The property of independence manifests in several ways. In terms of sampling – the selection of one entity should not change the probability of any of the other entities in the sampling frame from being selected. Also, knowing the value of the measurement of a sampled entity should not inform you of the value of the measurement of any prior or subsequently selected entities of your sample.

D) Suppose you wanted to estimate the fraction of people of voting age in Colorado that believe the landmark Supreme Court decision regarding abortion (Roe v. Wade) should be overturned. (BTW: An interesting factoid I discovered in the Literature review for my Master’s Thesis was this – Only 30% of American adults could answer the question: “Roe vs. Wade was a landmark Supreme Court decision regarding what?”). You use all the names and phone numbers in all the yellow page phone books of the state. You randomly sample 1,000 people from this these phonebooks and ask them if they want Roe v. Wade overturned. Is this sampling approach a good one? What is the sampling frame? Is this an unbiased approach to sampling? Explain why or why not.

No matter how carefully you take this approach you probably have some serious bias in your sample. This is probably not a good sampling approach. The sampling frame is people who have phone numbers in Colorado phone books. This is probably biased because many people don’t have land lines anymore and cell phone numbers don’t show up in phone books. One way this is almost definitely biased is that it undersamples young people and oversamples older folks. Also, some adults don’t have any phones at all. This cell phone issue is becoming increasingly problematic for polling enterprises such as Pew and Gallup.

#2) Condom manufacturing as a Bernoulli Trial

Suppose you start a condom manufacturing company. You have a method to test whether or not there are holes in your condoms (clearly this is something you might want to minimize). You have a machine that produces condoms for which you can control various settings. Suppose you test every one of your first batch of 10,000 condoms produced by this machine and 931 of them ‘fail’ the hole test.

A)Take a statistical approach to characterize the ‘effectiveness’ of your condoms based on your test results.

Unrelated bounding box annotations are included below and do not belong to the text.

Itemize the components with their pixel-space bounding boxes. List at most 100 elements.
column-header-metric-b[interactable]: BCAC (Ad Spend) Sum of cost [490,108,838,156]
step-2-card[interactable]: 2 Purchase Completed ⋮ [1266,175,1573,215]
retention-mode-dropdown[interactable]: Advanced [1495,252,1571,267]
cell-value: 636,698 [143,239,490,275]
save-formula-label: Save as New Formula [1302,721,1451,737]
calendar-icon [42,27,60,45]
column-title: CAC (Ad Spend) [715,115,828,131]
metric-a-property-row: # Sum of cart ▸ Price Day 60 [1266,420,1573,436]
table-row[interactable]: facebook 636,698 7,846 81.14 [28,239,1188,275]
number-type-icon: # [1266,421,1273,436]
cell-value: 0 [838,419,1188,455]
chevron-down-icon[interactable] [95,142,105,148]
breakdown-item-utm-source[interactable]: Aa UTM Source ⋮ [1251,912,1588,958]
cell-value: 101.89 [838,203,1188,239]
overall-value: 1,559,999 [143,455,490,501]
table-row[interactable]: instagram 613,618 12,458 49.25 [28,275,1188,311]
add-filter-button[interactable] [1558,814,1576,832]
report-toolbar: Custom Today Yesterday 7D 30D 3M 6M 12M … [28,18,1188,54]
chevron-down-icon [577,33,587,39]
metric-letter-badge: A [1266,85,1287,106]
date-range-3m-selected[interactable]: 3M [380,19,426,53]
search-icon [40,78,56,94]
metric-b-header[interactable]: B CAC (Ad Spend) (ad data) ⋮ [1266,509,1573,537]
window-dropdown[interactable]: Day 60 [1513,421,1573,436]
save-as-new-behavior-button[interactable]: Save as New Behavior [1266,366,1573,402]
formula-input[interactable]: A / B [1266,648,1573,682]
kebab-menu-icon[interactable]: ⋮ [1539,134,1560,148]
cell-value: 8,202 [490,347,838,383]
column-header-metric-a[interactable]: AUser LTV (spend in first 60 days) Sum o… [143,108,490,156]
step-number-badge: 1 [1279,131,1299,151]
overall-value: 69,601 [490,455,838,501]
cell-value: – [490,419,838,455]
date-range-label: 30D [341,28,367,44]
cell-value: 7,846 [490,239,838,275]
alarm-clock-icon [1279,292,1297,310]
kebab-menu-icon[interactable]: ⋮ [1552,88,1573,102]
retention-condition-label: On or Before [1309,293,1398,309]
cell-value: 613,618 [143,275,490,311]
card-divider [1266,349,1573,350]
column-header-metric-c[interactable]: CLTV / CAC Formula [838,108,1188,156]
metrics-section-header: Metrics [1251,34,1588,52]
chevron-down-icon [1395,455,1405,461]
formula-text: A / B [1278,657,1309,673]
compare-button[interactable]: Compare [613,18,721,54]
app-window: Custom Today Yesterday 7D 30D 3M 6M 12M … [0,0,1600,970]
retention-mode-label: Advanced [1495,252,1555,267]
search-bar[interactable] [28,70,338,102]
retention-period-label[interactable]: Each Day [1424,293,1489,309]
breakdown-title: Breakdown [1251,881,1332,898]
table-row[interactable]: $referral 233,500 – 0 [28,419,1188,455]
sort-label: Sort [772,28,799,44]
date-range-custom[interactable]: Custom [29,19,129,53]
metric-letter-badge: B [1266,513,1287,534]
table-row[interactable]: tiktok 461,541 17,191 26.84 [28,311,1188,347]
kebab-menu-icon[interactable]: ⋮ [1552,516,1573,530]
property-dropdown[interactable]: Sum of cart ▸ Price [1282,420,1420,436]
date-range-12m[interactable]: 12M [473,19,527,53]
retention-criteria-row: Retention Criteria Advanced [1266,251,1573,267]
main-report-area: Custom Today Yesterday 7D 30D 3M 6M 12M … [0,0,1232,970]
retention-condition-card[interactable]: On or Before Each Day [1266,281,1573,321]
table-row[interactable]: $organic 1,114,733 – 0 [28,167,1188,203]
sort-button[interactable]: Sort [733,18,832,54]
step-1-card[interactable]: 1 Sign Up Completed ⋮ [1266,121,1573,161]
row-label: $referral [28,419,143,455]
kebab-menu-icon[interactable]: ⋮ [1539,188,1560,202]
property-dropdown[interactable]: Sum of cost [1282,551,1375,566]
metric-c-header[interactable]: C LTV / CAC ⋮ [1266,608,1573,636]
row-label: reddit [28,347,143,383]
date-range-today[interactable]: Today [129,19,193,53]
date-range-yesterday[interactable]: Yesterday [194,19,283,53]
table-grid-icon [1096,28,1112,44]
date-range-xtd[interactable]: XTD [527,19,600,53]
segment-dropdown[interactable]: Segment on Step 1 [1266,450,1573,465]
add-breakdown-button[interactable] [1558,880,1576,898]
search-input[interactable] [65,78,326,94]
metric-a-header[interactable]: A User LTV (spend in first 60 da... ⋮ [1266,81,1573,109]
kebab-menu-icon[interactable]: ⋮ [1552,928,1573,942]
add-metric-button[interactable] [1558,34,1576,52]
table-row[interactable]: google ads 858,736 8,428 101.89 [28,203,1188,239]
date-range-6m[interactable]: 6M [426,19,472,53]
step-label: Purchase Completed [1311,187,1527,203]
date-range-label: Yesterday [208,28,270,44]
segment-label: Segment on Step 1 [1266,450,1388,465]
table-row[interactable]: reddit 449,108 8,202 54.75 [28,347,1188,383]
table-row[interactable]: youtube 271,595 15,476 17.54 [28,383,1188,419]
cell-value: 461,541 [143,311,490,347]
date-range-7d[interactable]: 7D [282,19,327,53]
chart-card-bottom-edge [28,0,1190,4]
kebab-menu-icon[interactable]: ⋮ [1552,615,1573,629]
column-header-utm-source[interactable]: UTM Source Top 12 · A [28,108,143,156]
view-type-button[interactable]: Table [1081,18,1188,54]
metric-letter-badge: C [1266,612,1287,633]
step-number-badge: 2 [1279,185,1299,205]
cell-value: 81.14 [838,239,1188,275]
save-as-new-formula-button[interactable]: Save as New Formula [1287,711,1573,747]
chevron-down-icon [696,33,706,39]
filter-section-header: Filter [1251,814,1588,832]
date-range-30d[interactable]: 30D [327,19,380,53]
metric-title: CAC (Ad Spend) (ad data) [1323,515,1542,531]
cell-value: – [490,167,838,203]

Define your population and unknown parameter(s); find a statistic that estimates this parameter (an estimator) and the theoretical sampling distribution, mean, and standard deviation of this estimator; and use the data above as a random sampling of your product; finally, report and interpret your results and the statistical or sampling error associated with it.

The parameter I am trying to estimate is the fraction of the condoms that my machine produces that either do or don’t have holes in them. The population is all the condoms that my machine produces (this assumes that the defect rate is constant over time – probably not a good assumption but we’re going with it for the sake of simplicity). This problem is essentially identical to the Bernoulli Tack Factory problem in The Cartoon Guide. The statistic that estimates the parameter is given by: p^ = x / n , where ‘x’ is the number of condoms with holes (931), and ‘n’ is the size of the sample (10,000). Thus your estimate of the ‘defect rate’ of your condom machine is 9.31%.

For large sample sizes the sampling distribution of p^ will be approximately normal with mean equal to ‘p’ (the true population parameter value) and the standard deviation (σ aka sigma) is given by: σ = (p*(1-p)1/2 / (n)1/2 (which in this case is estimated at .0029) . Since 10,000 is pretty dang large we can say with reasonable confidence that p^ is close to 9.31%.

How close? Well we can say that there is a 68% chance that the range 9.31 +or- 0.21%

(e.g. 9.1% - 9.52%) contains the true parameter value ‘p’. We can say with 95% confidence that the range 9.31 +or- 0.42 (e.g. 8.89% - 9.74%) contains the true parameter value ‘p’.